T.J. Callahan says he was “trying to do the right thing” when he opened the Thomas & Dutch restaurant earlier this year, and switched from the traditional tip model to a required 20% service charge added to the bill.
Not only would it mean more money for the servers, but, Callahan said, the flat service fee would also help eliminate historically negative perceptions of tipping as having sexist and/or racist origins.
But the service charge lasted only five months, before Callahan went back to the old format.
“The hostility we got” from customers to the fee, Callhan told Evanston Now, included being accused of running a “socialist, woke restaurant.”
Last week, Evanston Now reported that another eatery, Soul & Smoke, has instituted a mandatory charge in place of gratuities, but Thomas and Dutch had reinstated tipping.
Callahan was not available for an interview at that time (another employee confirmed the end of the service charge), but was able to talk with Evanston Now today.
Callahan said that quite frankly, “some people were not coming because the service charge was in place.”

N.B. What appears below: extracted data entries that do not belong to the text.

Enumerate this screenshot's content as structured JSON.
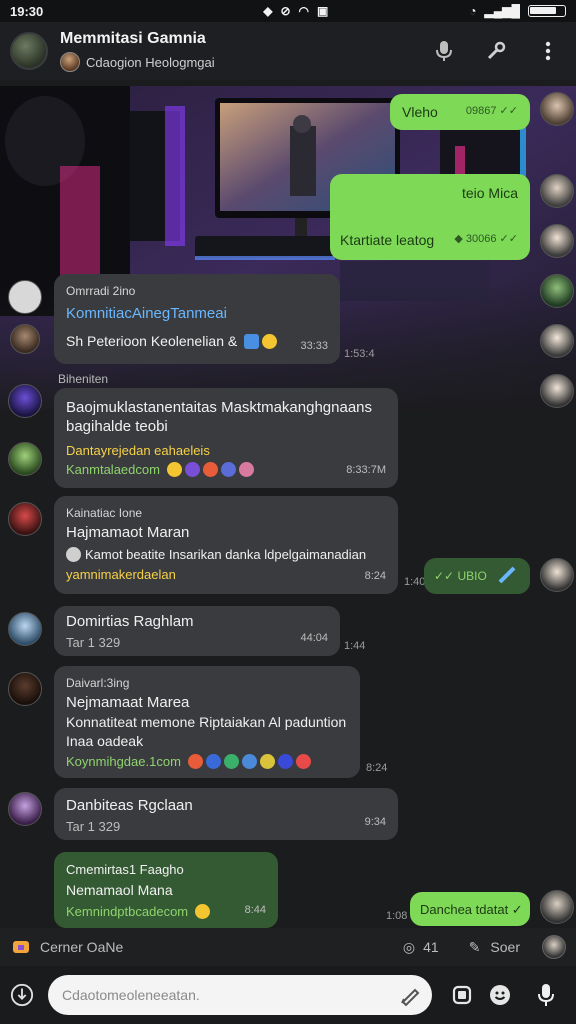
{
  "status": {
    "time": "19:30"
  },
  "header": {
    "title": "Memmitasi Gamnia",
    "subtitle": "Cdaogion Heologmgai"
  },
  "messages": {
    "m1": {
      "text": "Vleho",
      "time": "09867"
    },
    "m2": {
      "text": "teio Mica",
      "text2": "Ktartiate leatog",
      "time": "30066"
    },
    "m3": {
      "sender": "Omrradi 2ino",
      "link": "KomnitiacAinegTanmeai",
      "line2": "Sh Peterioon Keolenelian &",
      "time": "33:33",
      "side": "1:53:4"
    },
    "sect": "Biheniten",
    "m4": {
      "line1": "Baojmuklastanentaitas Masktmakanghgnaans",
      "line2": "bagihalde teobi",
      "line3": "Dantayrejedan eahaeleis",
      "link": "Kanmtalaedcom",
      "time": "8:33:7M"
    },
    "m5": {
      "sender": "Kainatiac Ione",
      "line1": "Hajmamaot Maran",
      "line2": "Kamot beatite Insarikan danka ldpelgaimanadian",
      "line3": "yamnimakerdaelan",
      "time": "8:24",
      "side": "1:0:4"
    },
    "m5out": {
      "text": "UBIO",
      "side": "1:40"
    },
    "m6": {
      "title": "Domirtias Raghlam",
      "sub": "Tar 1 329",
      "time": "44:04",
      "side": "1:44"
    },
    "m7": {
      "sender": "Daivarl:3ing",
      "line1": "Nejmamaat Marea",
      "line2": "Konnatiteat memone Riptaiakan Al paduntion",
      "line3": "Inaa oadeak",
      "link": "Koynmihgdae.1com",
      "side": "8:24"
    },
    "m8": {
      "title": "Danbiteas Rgclaan",
      "sub": "Tar 1 329",
      "time": "9:34"
    },
    "m9": {
      "sender": "Cmemirtas1 Faagho",
      "line1": "Nemamaol Mana",
      "link": "Kemnindptbcadecom",
      "time": "8:44"
    },
    "m9out": {
      "text": "Danchea tdatat",
      "side": "1:08"
    }
  },
  "composer": {
    "label": "Cerner OaNe",
    "count": "41",
    "send_label": "Soer",
    "placeholder": "Cdaotomeoleneeatan."
  },
  "colors": {
    "accent": "#7ed957",
    "background": "#1b1c1e",
    "bubble_in": "#3a3b3e"
  }
}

“It dramatically increased my costs,” he said, “but for the most part people seemed to hate it.”
The mandatory fee had become a “third rail.”

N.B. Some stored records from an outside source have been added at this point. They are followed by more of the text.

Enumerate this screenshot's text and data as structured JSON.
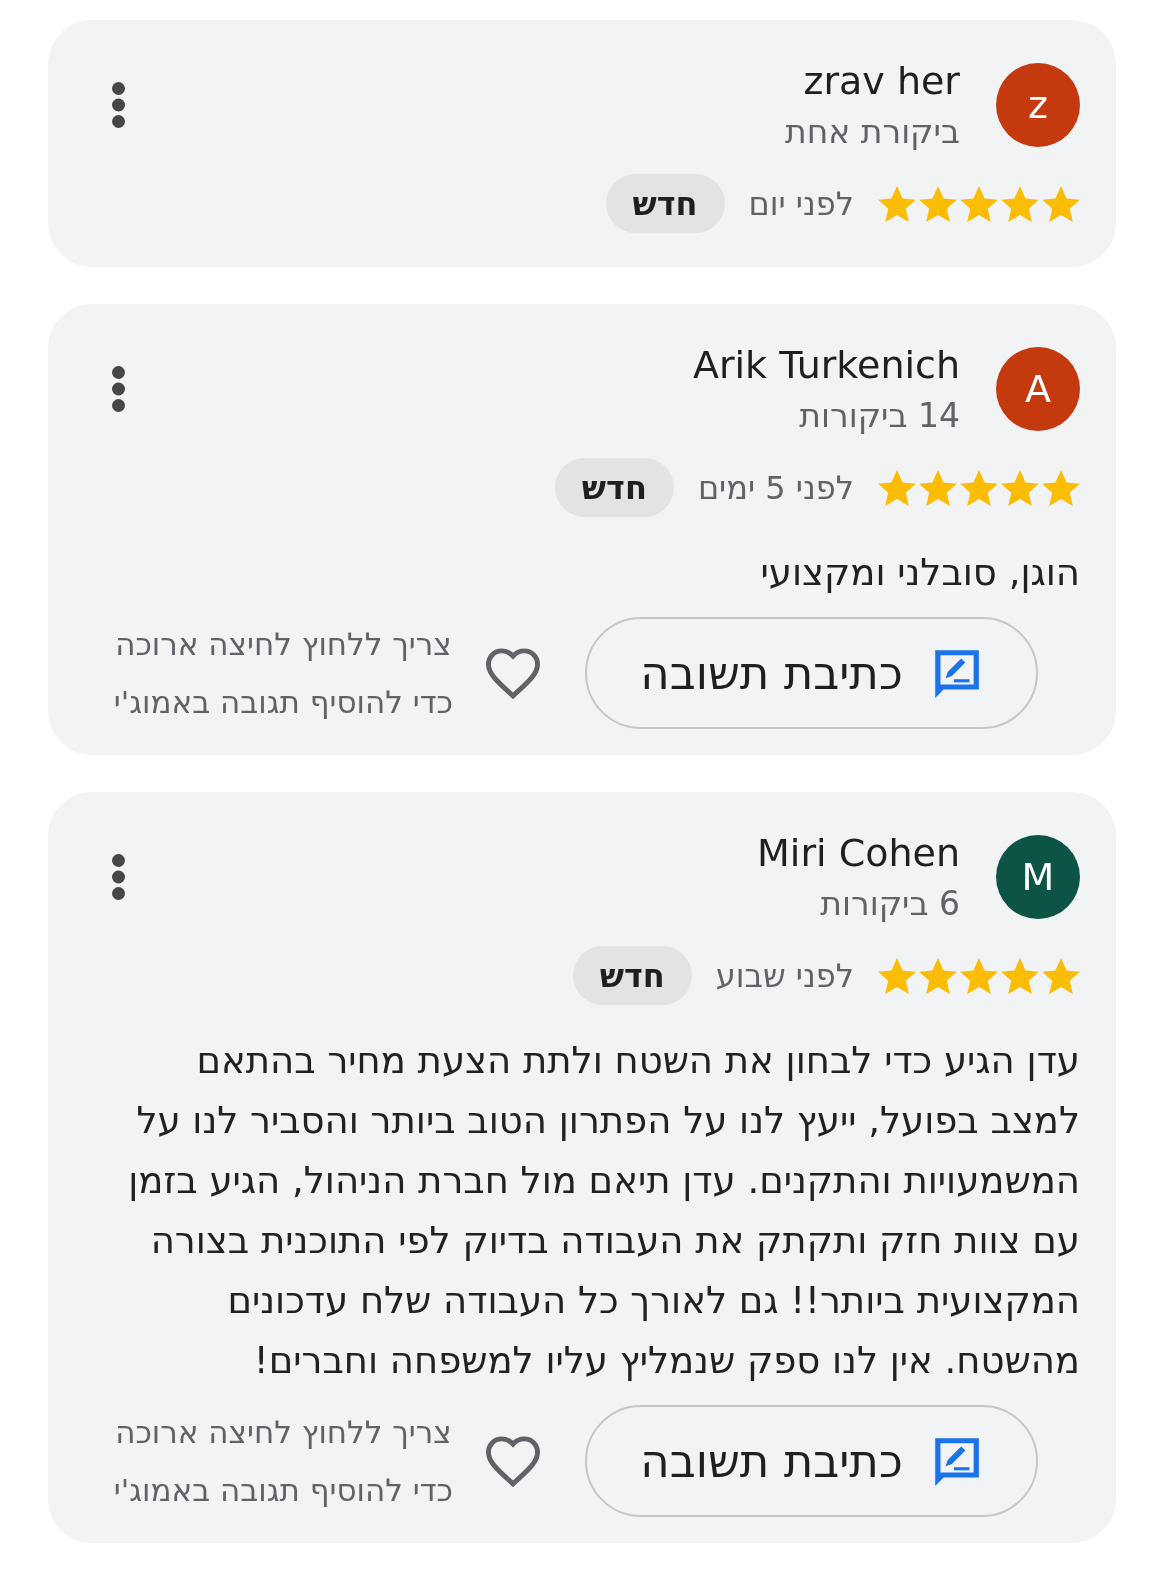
{
  "reviews": [
    {
      "author": "zrav her",
      "avatar_letter": "z",
      "color": "#c5390f",
      "review_count": "ביקורת אחת",
      "stars": 5,
      "time": "לפני יום",
      "badge": "חדש"
    },
    {
      "author": "Arik Turkenich",
      "avatar_letter": "A",
      "color": "#c5390f",
      "review_count": "14 ביקורות",
      "stars": 5,
      "time": "לפני 5 ימים",
      "badge": "חדש",
      "text": "הוגן, סובלני ומקצועי",
      "reply_button": "כתיבת תשובה",
      "liked": false,
      "reaction_hint": [
        "צריך ללחוץ לחיצה ארוכה",
        "כדי להוסיף תגובה באמוג'י"
      ]
    },
    {
      "author": "Miri Cohen",
      "avatar_letter": "M",
      "color": "#0b5446",
      "review_count": "6 ביקורות",
      "stars": 5,
      "time": "לפני שבוע",
      "badge": "חדש",
      "text": "עדן הגיע כדי לבחון את השטח ולתת הצעת מחיר בהתאם למצב בפועל, ייעץ לנו על הפתרון הטוב ביותר והסביר לנו על המשמעויות והתקנים. עדן תיאם מול חברת הניהול, הגיע בזמן עם צוות חזק ותקתק את העבודה בדיוק לפי התוכנית בצורה המקצועית ביותר!! גם לאורך כל העבודה שלח עדכונים מהשטח. אין לנו ספק שנמליץ עליו למשפחה וחברים!",
      "reply_button": "כתיבת תשובה",
      "liked": false,
      "reaction_hint": [
        "צריך ללחוץ לחיצה ארוכה",
        "כדי להוסיף תגובה באמוג'י"
      ]
    }
  ]
}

Even the servers, whom Callahan said received the equivalent of a 66% hourly pay raise from the charge, had to take grief from customers.
The required fee, Callahan said, “left a bad taste in the mouths of guests.”
Thomas & Dutch is an upscale downtown restaurant, a rebranding of Callahan’s more casual Farmhouse at the same location.
He had thought that progressive, affluent, educated Evanston would accept the service charge, particularly with the past negative connotations of tipping.
Didn’t happen. Despite putting service fee information on the restaurant’s website, and on a table card for diners to read, Callahan said customer reaction was often “what the hell is this?”
There is still a 4% surcharge to help cover employee fringe benefits such as health care. Customers are made aware of that.
But as for dropping the mandatory 20%, Callahan said, “I had to go back to the traditional model.”
“I need to stay in business.”
Considering the less-than-positive customer reaction he found for service charges, Callahan is worried that Evanston City Council might end the sub-minimum wage (which servers are now paid, with the understanding that tips will increase their take-home pay), in favor of a higher minimum rate.
Callahan said that might lead diners to Skokie or Wilmette, which are not considering such changes (Chicago is).
Ironically, Callahan noted that in his restaurant industry experience, the typical voluntarily paid tip is 20% … the exact same amount he had added as a mandatory service charge.